Re: [PATCH v2] sched/task_group: Re-layout structure to reduce false sharing

From: Peter Zijlstra
Date: Tue Jun 27 2023 - 06:12:14 EST


On Mon, Jun 26, 2023 at 08:53:35PM +0800, Aaron Lu wrote:
> On Mon, Jun 26, 2023 at 03:52:17PM +0800, Chen Yu wrote:
> > Besides the cache line alignment, if the task is not a rt one,
> > why do we have to touch that, I wonder if the following change can avoid that:
> >
> > diff --git a/kernel/sched/sched.h b/kernel/sched/sched.h
> > index ec7b3e0a2b20..067f1310bad2 100644
> > --- a/kernel/sched/sched.h
> > +++ b/kernel/sched/sched.h
> > @@ -1958,8 +1958,10 @@ static inline void set_task_rq(struct task_struct *p, unsigned int cpu)
> > #endif
> >
> > #ifdef CONFIG_RT_GROUP_SCHED
> > - p->rt.rt_rq = tg->rt_rq[cpu];
> > - p->rt.parent = tg->rt_se[cpu];
> > + if (p->sched_class = &rt_sched_class) {
> == :-)
>
> > + p->rt.rt_rq = tg->rt_rq[cpu];
> > + p->rt.parent = tg->rt_se[cpu];
> > + }
> > #endif
> > }
>
> If a task starts life as a SCHED_NORMAL one and then after some time
> it's changed to a RT one, then during its next ttwu(), if it didn't
> migrate, then set_task_rq() will not be called and p->rt.rt_rq will
> keep as NULL which will cause problem when this task gets enqueued as
> a rt one.
>
> The follow diff seems to cure this issue:
>
> diff --git a/kernel/sched/core.c b/kernel/sched/core.c
> index c7db597e8175..8c57148e668c 100644
> --- a/kernel/sched/core.c
> +++ b/kernel/sched/core.c
> @@ -7801,6 +7801,20 @@ static int __sched_setscheduler(struct task_struct *p,
> }
> __setscheduler_uclamp(p, attr);
>
> +#ifdef CONFIG_RT_GROUP_SCHED
> + /*
> + * Make sure when this task becomes a rt one,
> + * its rt fields have valid value.
> + */
> + if (rt_prio(newprio)) {
> + struct task_group *tg = task_group(p);
> + int cpu = cpu_of(rq);
> +
> + p->rt.rt_rq = tg->rt_rq[cpu];
> + p->rt.parent = tg->rt_se[cpu];
> + }
> +#endif
> +
> if (queued) {
> /*
> * We enqueue to tail when the priority of a task is
>
> But I'm not sure if it's worth the trouble.

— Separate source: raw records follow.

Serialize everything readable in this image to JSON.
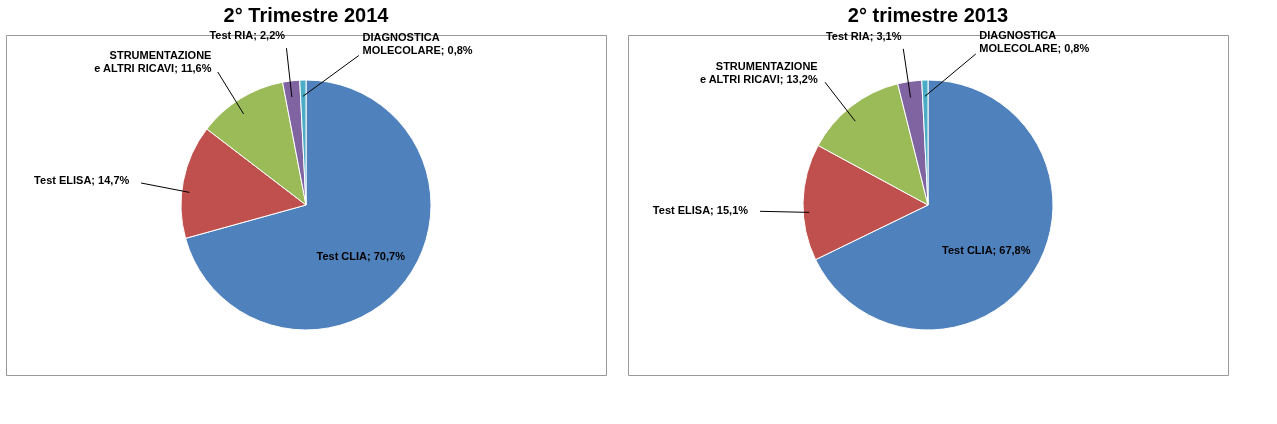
{
  "chart_data": [
    {
      "type": "pie",
      "title": "2° Trimestre 2014",
      "categories": [
        "Test CLIA",
        "Test ELISA",
        "STRUMENTAZIONE e ALTRI RICAVI",
        "Test RIA",
        "DIAGNOSTICA MOLECOLARE"
      ],
      "values": [
        70.7,
        14.7,
        11.6,
        2.2,
        0.8
      ],
      "colors": [
        "#4f81bd",
        "#c0504d",
        "#9bbb59",
        "#8064a2",
        "#4bacc6"
      ],
      "value_labels": [
        "70,7%",
        "14,7%",
        "11,6%",
        "2,2%",
        "0,8%"
      ]
    },
    {
      "type": "pie",
      "title": "2° trimestre 2013",
      "categories": [
        "Test CLIA",
        "Test ELISA",
        "STRUMENTAZIONE e ALTRI RICAVI",
        "Test RIA",
        "DIAGNOSTICA MOLECOLARE"
      ],
      "values": [
        67.8,
        15.1,
        13.2,
        3.1,
        0.8
      ],
      "colors": [
        "#4f81bd",
        "#c0504d",
        "#9bbb59",
        "#8064a2",
        "#4bacc6"
      ],
      "value_labels": [
        "67,8%",
        "15,1%",
        "13,2%",
        "3,1%",
        "0,8%"
      ]
    }
  ]
}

Not sufficient, you can become RT through PI and not pass
__sched_setscheduler().

The common code-path in this case would be check_class_changed(), that's
called for oth PI and __sched_setscheduler().

Anyway, not against this per-se, but RT_GROUP_SCHED is utter shite and
nobody should be using it. Also, if there's no measurable performance
gain (as stated elsewhere IIRC) we shouldn't be adding complexity.